Dengan merenungkan hal-hal seperti itu, dia “secara bertahap menjadi tidak percaya pada agama Kristen” dan bertanya-tanya bagaimana orang bisa berharap itu benar.
Erosi serupa terjadi sehubungan dengan keyakinannya akan adanya Tuhan yang personal.
Ketika dia menulis The Origin of Species, Darwin menerima teisme atau deisme yang samar-samar.
Dalam bab terakhir ia berbicara tentang hukum yang telah “dikesankan pada materi oleh Sang Pencipta” dan tentang kekuatan kehidupan “yang telah dihembuskan oleh Sang Pencipta ke dalam beberapa bentuk atau menjadi satu.” Dengan demikian ia pada saat itu dapat menyangkal bahwa itu adalah niatnya untuk “menulis secara ateistik.” Namun juga jelas baginya bahwa teori seleksi alam meledakkan argumen lama untuk teisme yang didasarkan pada kehadiran desain di dunia organik.

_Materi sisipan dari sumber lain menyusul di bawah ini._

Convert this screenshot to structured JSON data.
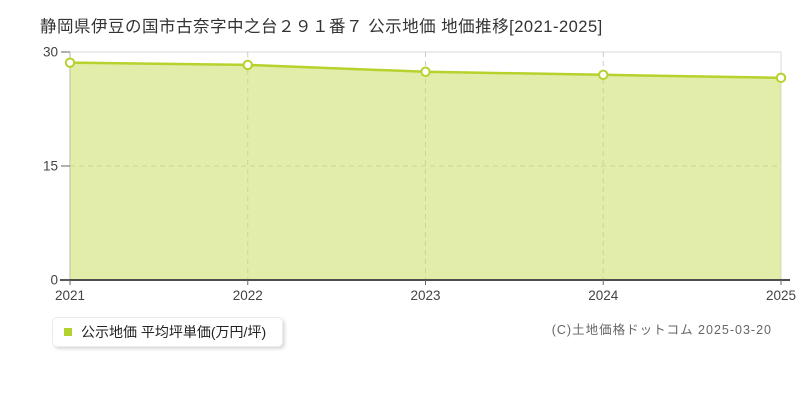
{
  "title": "静岡県伊豆の国市古奈字中之台２９１番７ 公示地価 地価推移[2021-2025]",
  "legend": {
    "label": "公示地価 平均坪単価(万円/坪)",
    "marker_color": "#b2d22d"
  },
  "footer": {
    "copyright": "(C)土地価格ドットコム 2025-03-20"
  },
  "chart_data": {
    "type": "area",
    "title": "静岡県伊豆の国市古奈字中之台２９１番７ 公示地価 地価推移[2021-2025]",
    "x": [
      "2021",
      "2022",
      "2023",
      "2024",
      "2025"
    ],
    "series": [
      {
        "name": "公示地価 平均坪単価(万円/坪)",
        "values": [
          28.6,
          28.3,
          27.4,
          27.0,
          26.6
        ]
      }
    ],
    "xlabel": "",
    "ylabel": "",
    "ylim": [
      0,
      30
    ],
    "yticks": [
      0,
      15,
      30
    ],
    "grid": true,
    "legend_position": "bottom-left",
    "colors": {
      "line": "#b5d22d",
      "fill": "rgba(201,222,99,0.55)",
      "point_fill": "#ffffff",
      "grid": "#cccccc",
      "grid_solid": "#d9d9d9",
      "axis": "#4d4d4d",
      "tick_text": "#444444"
    }
  }
}
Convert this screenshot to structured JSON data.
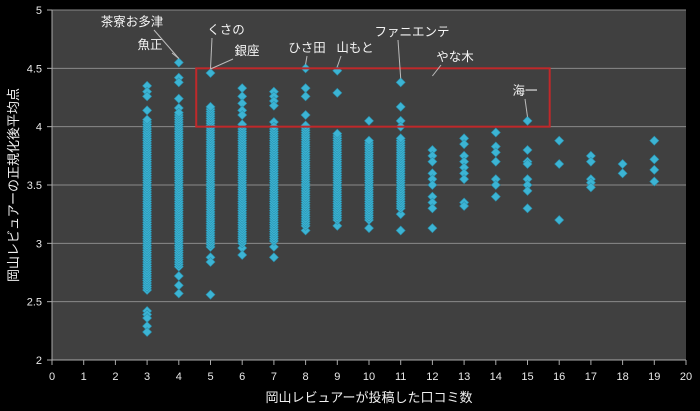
{
  "chart_data": {
    "type": "scatter",
    "title": "",
    "xlabel": "岡山レビュアーが投稿した口コミ数",
    "ylabel": "岡山レビュアーの正規化後平均点",
    "xlim": [
      0,
      20
    ],
    "ylim": [
      2,
      5
    ],
    "xticks": [
      "0",
      "1",
      "2",
      "3",
      "4",
      "5",
      "6",
      "7",
      "8",
      "9",
      "10",
      "11",
      "12",
      "13",
      "14",
      "15",
      "16",
      "17",
      "18",
      "19",
      "20"
    ],
    "yticks": [
      "2",
      "2.5",
      "3",
      "3.5",
      "4",
      "4.5",
      "5"
    ],
    "grid": "horizontal",
    "marker": "diamond",
    "marker_color": "#3cb4d4",
    "plot_bg": "#404040",
    "highlight_box": {
      "x": [
        4.55,
        15.7
      ],
      "y": [
        4.0,
        4.5
      ],
      "color": "#c0282a"
    },
    "columns": [
      {
        "x": 3,
        "y": [
          4.35,
          4.3,
          4.26,
          4.14,
          2.42,
          2.39,
          2.36,
          2.29,
          2.24
        ],
        "dense": [
          2.6,
          4.07
        ]
      },
      {
        "x": 4,
        "y": [
          4.55,
          4.42,
          4.38,
          4.24,
          4.16,
          2.72,
          2.64,
          2.57
        ],
        "dense": [
          2.8,
          4.12
        ]
      },
      {
        "x": 5,
        "y": [
          4.46,
          2.88,
          2.84,
          2.56
        ],
        "dense": [
          2.97,
          4.17
        ]
      },
      {
        "x": 6,
        "y": [
          4.33,
          4.26,
          4.2,
          4.14,
          4.1,
          2.96,
          2.9
        ],
        "dense": [
          3.0,
          4.03
        ]
      },
      {
        "x": 7,
        "y": [
          4.3,
          4.26,
          4.22,
          4.18,
          4.04,
          2.97,
          2.88
        ],
        "dense": [
          3.02,
          4.0
        ]
      },
      {
        "x": 8,
        "y": [
          4.5,
          4.33,
          4.26,
          4.1,
          3.11
        ],
        "dense": [
          3.15,
          4.02
        ]
      },
      {
        "x": 9,
        "y": [
          4.48,
          4.29,
          3.15
        ],
        "dense": [
          3.2,
          3.95
        ]
      },
      {
        "x": 10,
        "y": [
          4.05,
          3.13
        ],
        "dense": [
          3.2,
          3.88
        ]
      },
      {
        "x": 11,
        "y": [
          4.38,
          4.17,
          4.05,
          4.0,
          3.25,
          3.11
        ],
        "dense": [
          3.3,
          3.9
        ]
      },
      {
        "x": 12,
        "y": [
          3.8,
          3.75,
          3.7,
          3.6,
          3.55,
          3.5,
          3.4,
          3.35,
          3.3,
          3.13
        ]
      },
      {
        "x": 13,
        "y": [
          3.9,
          3.85,
          3.75,
          3.7,
          3.65,
          3.6,
          3.55,
          3.35,
          3.32
        ]
      },
      {
        "x": 14,
        "y": [
          3.95,
          3.83,
          3.78,
          3.7,
          3.55,
          3.5,
          3.4
        ]
      },
      {
        "x": 15,
        "y": [
          4.05,
          3.8,
          3.7,
          3.68,
          3.55,
          3.5,
          3.45,
          3.3
        ]
      },
      {
        "x": 16,
        "y": [
          3.88,
          3.68,
          3.2
        ]
      },
      {
        "x": 17,
        "y": [
          3.75,
          3.7,
          3.55,
          3.52,
          3.48
        ]
      },
      {
        "x": 18,
        "y": [
          3.68,
          3.6
        ]
      },
      {
        "x": 19,
        "y": [
          3.88,
          3.72,
          3.63,
          3.53
        ]
      }
    ],
    "annotations": [
      {
        "text": "茶寮お多津",
        "x": 4,
        "y": 4.55
      },
      {
        "text": "魚正",
        "x": 4,
        "y": 4.55
      },
      {
        "text": "くさの",
        "x": 5,
        "y": 4.46
      },
      {
        "text": "銀座",
        "x": 5,
        "y": 4.46
      },
      {
        "text": "ひさ田",
        "x": 8,
        "y": 4.5
      },
      {
        "text": "山もと",
        "x": 9,
        "y": 4.48
      },
      {
        "text": "ファニエンテ",
        "x": 11,
        "y": 4.38
      },
      {
        "text": "やな木",
        "x": 12,
        "y": 4.4
      },
      {
        "text": "海一",
        "x": 15,
        "y": 4.05
      }
    ]
  }
}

Banyaknya penderitaan dan kesengsaraan yang ada baginya tampaknya merupakan argumen yang kuat melawan kepercayaan apa pun pada Penyebab Pertama yang murah hati.

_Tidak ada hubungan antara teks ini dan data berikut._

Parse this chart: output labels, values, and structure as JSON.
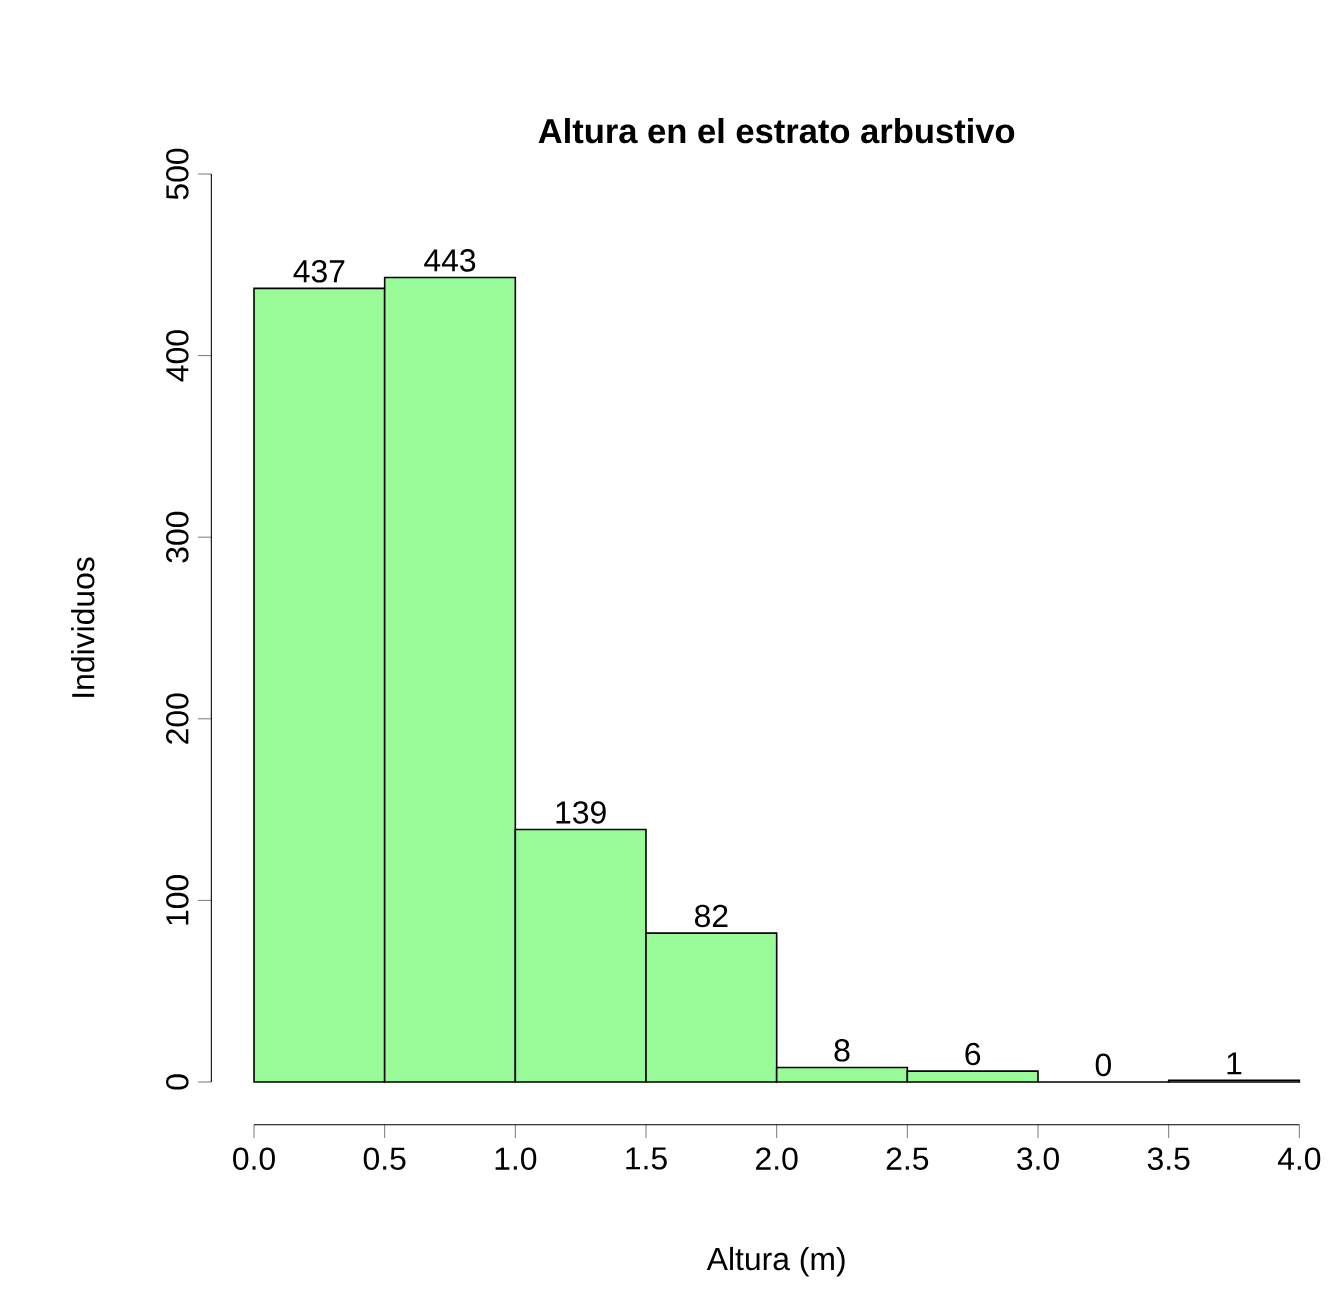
{
  "chart_data": {
    "type": "histogram",
    "title": "Altura en el estrato arbustivo",
    "xlabel": "Altura (m)",
    "ylabel": "Individuos",
    "bins": [
      0,
      0.5,
      1,
      1.5,
      2,
      2.5,
      3,
      3.5,
      4
    ],
    "values": [
      437,
      443,
      139,
      82,
      8,
      6,
      0,
      1
    ],
    "color": "#98fb98",
    "data_labels": true,
    "xlim": [
      0,
      4
    ],
    "ylim": [
      0,
      500
    ],
    "xticks": [
      {
        "value": 0,
        "label": "0.0"
      },
      {
        "value": 0.5,
        "label": "0.5"
      },
      {
        "value": 1,
        "label": "1.0"
      },
      {
        "value": 1.5,
        "label": "1.5"
      },
      {
        "value": 2,
        "label": "2.0"
      },
      {
        "value": 2.5,
        "label": "2.5"
      },
      {
        "value": 3,
        "label": "3.0"
      },
      {
        "value": 3.5,
        "label": "3.5"
      },
      {
        "value": 4,
        "label": "4.0"
      }
    ],
    "yticks": [
      0,
      100,
      200,
      300,
      400,
      500
    ]
  }
}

Dia memiliki suasana hati di mana tampaknya sulit atau tidak mungkin untuk membayangkan bahwa “alam semesta yang luas dan indah ini, dengan kesadaran kita, muncul secara kebetulan.
” Namun, pada akhirnya, ia menyimpulkan “bahwa keseluruhan subjek berada di luar jangkauan intelek manusia.… Misteri awal dari segala sesuatu tidak dapat kita pecahkan; dan saya harus puas untuk tetap menjadi seorang Agnostik.” Refleksi Darwin tentang agama, meskipun tidak sistematis, memberikan contoh yang baik tentang integritas intelektualnya.
“Saya terus berusaha,” tulisnya dalam Autobiography-nya, “untuk menjaga pikiran saya tetap bebas, untuk melepaskan hipotesis apa pun, betapapun dicintainya (dan saya tidak dapat menolak untuk membentuk satu pada setiap subjek), segera setelah fakta ditunjukkan menentangnya.” Pernyataan itu mungkin berfungsi sebagai batu nisan nya.